Andrea Forlani – Religione
Morto un papa… si diventa mussulmani.
Morto un papa… si diventa mussulmani.
La Bibbia è un documento che è giunto a noi dopo esser passato sotto le mani di diversi scribi, diversi amanuensi, diversi interpreti e diversi traduttori che è difficile, oggi, poterla “interpretare” per quel significato che aveva originariamente nel 250 a.C., il tempo a cui si fa risalire la sua prima forma scritta in lingua greca ad opera dei 72 saggi. L’origine è ben più remota così come il significato di alcuni suoi termini “fondamento” dell’impostazione religiosa degli ebrei. La verità è ben oltre, è cercando verso quell’oltre che si aprono occhi ed orecchie, ma quel che più conta è che si apre la mente.
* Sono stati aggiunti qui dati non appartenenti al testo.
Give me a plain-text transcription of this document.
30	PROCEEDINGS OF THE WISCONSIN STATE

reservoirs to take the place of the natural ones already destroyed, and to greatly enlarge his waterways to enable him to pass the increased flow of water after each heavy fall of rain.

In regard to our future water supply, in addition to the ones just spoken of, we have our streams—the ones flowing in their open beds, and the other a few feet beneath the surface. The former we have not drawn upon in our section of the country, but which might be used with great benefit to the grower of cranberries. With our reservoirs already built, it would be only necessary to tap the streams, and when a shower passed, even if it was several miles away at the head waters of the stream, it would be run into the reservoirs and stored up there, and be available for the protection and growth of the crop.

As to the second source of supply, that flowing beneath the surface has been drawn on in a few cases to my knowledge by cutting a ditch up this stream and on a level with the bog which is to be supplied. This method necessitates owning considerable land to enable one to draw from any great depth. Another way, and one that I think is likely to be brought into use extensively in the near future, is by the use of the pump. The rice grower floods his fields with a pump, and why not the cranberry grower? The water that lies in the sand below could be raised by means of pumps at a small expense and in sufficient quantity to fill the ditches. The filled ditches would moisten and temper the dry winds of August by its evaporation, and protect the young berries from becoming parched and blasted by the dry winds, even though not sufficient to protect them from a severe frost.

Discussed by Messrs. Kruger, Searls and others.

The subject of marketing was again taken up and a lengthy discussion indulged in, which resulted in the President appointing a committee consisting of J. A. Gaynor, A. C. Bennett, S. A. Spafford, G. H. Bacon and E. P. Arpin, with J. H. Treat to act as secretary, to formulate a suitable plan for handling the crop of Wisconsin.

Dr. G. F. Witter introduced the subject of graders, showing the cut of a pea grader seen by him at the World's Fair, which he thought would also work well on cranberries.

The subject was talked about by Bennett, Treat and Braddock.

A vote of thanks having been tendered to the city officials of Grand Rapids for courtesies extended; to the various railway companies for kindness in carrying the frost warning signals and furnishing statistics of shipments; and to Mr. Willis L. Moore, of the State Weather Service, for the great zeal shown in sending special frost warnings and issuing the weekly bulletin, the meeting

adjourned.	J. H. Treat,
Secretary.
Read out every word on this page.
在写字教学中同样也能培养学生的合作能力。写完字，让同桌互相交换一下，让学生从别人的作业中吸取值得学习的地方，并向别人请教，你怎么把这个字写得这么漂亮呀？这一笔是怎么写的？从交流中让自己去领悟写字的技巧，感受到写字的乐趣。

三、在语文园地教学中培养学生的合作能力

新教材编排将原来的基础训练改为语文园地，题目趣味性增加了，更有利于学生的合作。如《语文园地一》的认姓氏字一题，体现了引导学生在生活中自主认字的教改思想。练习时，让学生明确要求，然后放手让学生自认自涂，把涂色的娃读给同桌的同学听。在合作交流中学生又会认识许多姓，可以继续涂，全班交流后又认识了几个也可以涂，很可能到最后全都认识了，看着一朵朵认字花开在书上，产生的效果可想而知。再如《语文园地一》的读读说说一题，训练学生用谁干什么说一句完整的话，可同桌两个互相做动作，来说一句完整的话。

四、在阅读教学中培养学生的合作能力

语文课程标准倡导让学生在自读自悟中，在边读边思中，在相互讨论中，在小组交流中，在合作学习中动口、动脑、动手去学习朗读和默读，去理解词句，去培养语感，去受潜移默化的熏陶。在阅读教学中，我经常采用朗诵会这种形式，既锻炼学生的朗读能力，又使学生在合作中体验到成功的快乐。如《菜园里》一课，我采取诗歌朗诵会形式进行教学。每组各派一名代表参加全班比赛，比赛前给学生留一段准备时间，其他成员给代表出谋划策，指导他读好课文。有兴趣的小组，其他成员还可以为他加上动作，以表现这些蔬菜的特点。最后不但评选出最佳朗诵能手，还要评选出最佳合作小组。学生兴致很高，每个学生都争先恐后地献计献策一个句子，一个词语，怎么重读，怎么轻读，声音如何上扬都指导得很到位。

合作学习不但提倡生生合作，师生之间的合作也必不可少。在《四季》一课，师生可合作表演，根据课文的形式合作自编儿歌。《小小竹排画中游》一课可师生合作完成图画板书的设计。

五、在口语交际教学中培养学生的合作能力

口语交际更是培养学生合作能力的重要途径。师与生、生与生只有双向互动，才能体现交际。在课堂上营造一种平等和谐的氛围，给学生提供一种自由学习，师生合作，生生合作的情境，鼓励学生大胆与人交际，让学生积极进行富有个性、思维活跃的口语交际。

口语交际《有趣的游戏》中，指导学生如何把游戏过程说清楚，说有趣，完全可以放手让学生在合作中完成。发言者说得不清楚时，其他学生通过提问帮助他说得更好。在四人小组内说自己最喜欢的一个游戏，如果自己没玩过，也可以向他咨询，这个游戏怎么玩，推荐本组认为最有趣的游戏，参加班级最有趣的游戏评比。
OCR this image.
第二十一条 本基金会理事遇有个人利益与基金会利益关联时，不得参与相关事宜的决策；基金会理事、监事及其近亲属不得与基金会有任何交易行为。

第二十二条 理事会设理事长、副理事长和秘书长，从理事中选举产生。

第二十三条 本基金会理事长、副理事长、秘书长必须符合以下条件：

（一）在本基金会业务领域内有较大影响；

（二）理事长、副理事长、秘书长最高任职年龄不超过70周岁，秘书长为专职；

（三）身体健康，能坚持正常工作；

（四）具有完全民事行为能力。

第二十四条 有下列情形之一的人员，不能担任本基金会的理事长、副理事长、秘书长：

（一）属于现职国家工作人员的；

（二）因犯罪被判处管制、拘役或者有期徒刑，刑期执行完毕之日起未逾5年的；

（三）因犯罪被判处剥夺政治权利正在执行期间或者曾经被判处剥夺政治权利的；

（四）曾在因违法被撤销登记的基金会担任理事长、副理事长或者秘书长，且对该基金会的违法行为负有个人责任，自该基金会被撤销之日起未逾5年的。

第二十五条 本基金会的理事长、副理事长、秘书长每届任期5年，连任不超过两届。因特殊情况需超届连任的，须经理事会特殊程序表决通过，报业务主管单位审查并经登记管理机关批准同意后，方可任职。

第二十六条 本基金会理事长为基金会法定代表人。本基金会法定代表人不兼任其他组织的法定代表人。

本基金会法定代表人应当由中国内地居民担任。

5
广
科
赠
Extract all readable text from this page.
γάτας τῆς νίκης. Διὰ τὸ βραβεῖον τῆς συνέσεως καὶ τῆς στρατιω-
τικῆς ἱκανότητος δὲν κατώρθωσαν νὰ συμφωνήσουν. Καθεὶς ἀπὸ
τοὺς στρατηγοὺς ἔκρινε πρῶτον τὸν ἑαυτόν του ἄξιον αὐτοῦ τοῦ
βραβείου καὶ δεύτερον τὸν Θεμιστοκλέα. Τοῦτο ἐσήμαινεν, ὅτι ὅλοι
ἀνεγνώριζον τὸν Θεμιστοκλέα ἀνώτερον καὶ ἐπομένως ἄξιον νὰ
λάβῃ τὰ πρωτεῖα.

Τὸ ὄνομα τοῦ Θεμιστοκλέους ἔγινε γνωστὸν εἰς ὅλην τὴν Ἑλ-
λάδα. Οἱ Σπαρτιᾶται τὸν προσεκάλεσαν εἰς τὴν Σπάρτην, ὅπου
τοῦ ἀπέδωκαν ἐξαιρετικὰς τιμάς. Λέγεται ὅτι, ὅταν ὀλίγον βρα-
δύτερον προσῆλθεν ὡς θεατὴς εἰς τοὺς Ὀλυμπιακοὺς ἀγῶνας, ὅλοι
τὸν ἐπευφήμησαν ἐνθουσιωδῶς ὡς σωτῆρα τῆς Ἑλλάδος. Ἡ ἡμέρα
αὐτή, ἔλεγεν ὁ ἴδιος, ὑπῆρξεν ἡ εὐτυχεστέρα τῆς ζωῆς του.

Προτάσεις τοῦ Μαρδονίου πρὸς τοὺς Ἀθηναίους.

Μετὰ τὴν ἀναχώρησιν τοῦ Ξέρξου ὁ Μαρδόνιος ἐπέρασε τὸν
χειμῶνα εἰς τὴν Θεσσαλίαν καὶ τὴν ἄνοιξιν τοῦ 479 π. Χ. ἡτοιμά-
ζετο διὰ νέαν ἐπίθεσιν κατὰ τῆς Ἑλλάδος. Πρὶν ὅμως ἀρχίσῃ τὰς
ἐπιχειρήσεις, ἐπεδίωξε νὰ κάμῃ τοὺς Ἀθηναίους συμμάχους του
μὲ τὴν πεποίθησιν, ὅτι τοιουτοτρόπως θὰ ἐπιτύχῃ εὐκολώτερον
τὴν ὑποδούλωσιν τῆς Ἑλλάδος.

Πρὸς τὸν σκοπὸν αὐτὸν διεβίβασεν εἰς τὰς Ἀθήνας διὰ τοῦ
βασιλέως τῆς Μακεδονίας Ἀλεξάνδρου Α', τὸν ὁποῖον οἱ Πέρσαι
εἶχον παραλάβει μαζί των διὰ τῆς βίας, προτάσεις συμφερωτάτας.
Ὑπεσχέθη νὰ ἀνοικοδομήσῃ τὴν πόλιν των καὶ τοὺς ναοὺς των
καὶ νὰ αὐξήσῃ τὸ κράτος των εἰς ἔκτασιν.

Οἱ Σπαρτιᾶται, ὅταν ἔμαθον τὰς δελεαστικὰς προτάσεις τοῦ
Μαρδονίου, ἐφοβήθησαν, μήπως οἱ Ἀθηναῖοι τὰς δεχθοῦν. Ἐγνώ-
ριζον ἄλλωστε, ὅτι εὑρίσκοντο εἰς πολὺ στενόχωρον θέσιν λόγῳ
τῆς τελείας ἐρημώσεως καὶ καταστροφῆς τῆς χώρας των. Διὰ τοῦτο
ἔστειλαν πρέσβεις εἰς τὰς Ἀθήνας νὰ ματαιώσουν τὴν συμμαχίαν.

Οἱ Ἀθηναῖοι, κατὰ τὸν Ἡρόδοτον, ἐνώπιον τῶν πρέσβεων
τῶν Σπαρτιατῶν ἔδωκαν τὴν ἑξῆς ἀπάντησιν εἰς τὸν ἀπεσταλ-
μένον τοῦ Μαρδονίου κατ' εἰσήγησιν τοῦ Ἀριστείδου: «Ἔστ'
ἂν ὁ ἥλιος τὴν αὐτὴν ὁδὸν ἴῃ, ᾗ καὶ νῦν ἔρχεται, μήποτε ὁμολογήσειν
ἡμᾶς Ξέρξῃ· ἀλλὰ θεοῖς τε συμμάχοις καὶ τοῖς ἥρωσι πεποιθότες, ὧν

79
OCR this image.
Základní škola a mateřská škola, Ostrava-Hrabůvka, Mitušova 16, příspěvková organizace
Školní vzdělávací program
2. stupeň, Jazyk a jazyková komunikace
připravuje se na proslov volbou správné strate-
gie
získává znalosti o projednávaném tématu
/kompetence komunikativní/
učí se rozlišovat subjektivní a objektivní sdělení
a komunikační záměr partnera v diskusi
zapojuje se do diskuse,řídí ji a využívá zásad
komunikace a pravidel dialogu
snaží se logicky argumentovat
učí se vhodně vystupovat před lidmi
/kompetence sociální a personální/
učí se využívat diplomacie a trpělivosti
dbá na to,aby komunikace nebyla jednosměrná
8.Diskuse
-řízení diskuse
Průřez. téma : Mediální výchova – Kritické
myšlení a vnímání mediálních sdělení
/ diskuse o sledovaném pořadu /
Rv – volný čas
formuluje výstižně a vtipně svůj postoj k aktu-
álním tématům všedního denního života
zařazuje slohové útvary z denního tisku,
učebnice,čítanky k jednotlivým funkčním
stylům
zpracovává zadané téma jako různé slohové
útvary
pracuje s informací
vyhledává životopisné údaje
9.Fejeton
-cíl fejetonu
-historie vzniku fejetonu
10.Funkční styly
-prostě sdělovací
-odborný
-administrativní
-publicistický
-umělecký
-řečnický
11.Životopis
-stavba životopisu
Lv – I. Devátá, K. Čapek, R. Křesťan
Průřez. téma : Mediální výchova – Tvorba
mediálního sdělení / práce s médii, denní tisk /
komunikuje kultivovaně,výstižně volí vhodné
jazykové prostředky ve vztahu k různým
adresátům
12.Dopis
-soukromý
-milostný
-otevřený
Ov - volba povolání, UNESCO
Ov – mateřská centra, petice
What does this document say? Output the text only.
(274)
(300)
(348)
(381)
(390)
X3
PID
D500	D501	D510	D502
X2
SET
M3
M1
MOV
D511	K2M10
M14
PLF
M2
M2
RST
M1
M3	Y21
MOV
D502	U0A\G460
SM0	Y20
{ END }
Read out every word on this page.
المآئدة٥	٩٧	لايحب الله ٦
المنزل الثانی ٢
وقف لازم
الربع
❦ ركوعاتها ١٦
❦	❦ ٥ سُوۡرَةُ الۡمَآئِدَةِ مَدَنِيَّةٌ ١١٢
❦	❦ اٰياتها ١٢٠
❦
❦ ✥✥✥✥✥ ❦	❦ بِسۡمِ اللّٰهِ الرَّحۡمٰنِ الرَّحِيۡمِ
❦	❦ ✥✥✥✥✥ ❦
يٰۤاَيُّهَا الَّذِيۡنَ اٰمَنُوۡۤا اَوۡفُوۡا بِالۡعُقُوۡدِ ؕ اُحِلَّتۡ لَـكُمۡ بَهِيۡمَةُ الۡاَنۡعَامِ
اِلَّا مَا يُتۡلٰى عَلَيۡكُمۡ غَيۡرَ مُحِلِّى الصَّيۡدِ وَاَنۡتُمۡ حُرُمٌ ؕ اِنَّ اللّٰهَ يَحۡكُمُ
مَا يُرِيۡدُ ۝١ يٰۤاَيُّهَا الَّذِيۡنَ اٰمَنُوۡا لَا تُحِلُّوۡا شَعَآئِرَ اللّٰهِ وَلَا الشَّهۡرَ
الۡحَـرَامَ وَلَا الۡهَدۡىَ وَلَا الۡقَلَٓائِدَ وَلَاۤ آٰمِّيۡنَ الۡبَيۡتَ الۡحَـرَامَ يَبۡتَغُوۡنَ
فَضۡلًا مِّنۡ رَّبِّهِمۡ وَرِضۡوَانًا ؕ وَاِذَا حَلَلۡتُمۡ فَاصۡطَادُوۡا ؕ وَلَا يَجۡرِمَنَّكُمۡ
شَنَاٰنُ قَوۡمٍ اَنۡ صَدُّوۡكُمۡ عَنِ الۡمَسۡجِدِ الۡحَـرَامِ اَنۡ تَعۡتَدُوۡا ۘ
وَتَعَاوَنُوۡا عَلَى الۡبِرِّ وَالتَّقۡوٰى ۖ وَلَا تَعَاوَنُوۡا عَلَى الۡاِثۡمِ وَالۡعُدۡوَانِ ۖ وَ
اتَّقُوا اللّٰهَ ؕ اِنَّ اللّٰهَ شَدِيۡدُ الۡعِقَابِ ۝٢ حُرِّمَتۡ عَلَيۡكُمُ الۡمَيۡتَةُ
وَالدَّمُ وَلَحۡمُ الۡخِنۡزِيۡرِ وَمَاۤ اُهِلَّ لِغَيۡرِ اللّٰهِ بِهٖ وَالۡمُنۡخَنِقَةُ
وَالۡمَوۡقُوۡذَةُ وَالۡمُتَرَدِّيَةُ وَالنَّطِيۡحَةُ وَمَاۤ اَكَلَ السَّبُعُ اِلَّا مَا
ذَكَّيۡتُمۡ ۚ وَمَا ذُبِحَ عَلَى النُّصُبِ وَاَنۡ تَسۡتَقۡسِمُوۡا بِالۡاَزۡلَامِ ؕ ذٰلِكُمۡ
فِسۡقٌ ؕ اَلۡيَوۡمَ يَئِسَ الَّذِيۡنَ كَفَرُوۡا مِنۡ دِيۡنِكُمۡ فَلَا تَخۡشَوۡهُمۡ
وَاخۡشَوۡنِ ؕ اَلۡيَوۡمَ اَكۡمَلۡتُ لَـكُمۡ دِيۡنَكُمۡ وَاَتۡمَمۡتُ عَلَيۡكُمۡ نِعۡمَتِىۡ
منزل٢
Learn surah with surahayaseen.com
Le istituzioni religiose hanno costruito il loro potere sulla paura dell’inferno (col suo mistero e terrore) e lo hanno messo al servizio dei potenti signori e padroni di turno al fine, intimorendolo, di asservire il popolo ai loro voleri e domini. È indubbio che la figura di Satana alimenta l’idea di Dio, come senza un’autorità, emanazione e suggello del divino, non ci sarebbe l’asservimento dell’uomo sull’uomo.
La povertà religiosa è poco ben conosciuta e anche meno osservata.
Nessun Dio può permettersi il senno di poi.
La preghiera non è una poesia che reciti a tuo padre, ma è un modo per chiedere perdono dei tuo peccati.
Il Regno che ci propone Gesù è uno stile di vita che porta a costruire una società alternativa. Chi ha colto il Suo messaggio attraverso le parabole del grano, del chicco di senape e del lievito, processi di crescita, comprenderanno i falsi valori. Vivendo la condivisione, il servizio, l’amore realizzeranno il Regno. Osservare, giudicare e attuare per crescere nella fede e cambiare il sistema.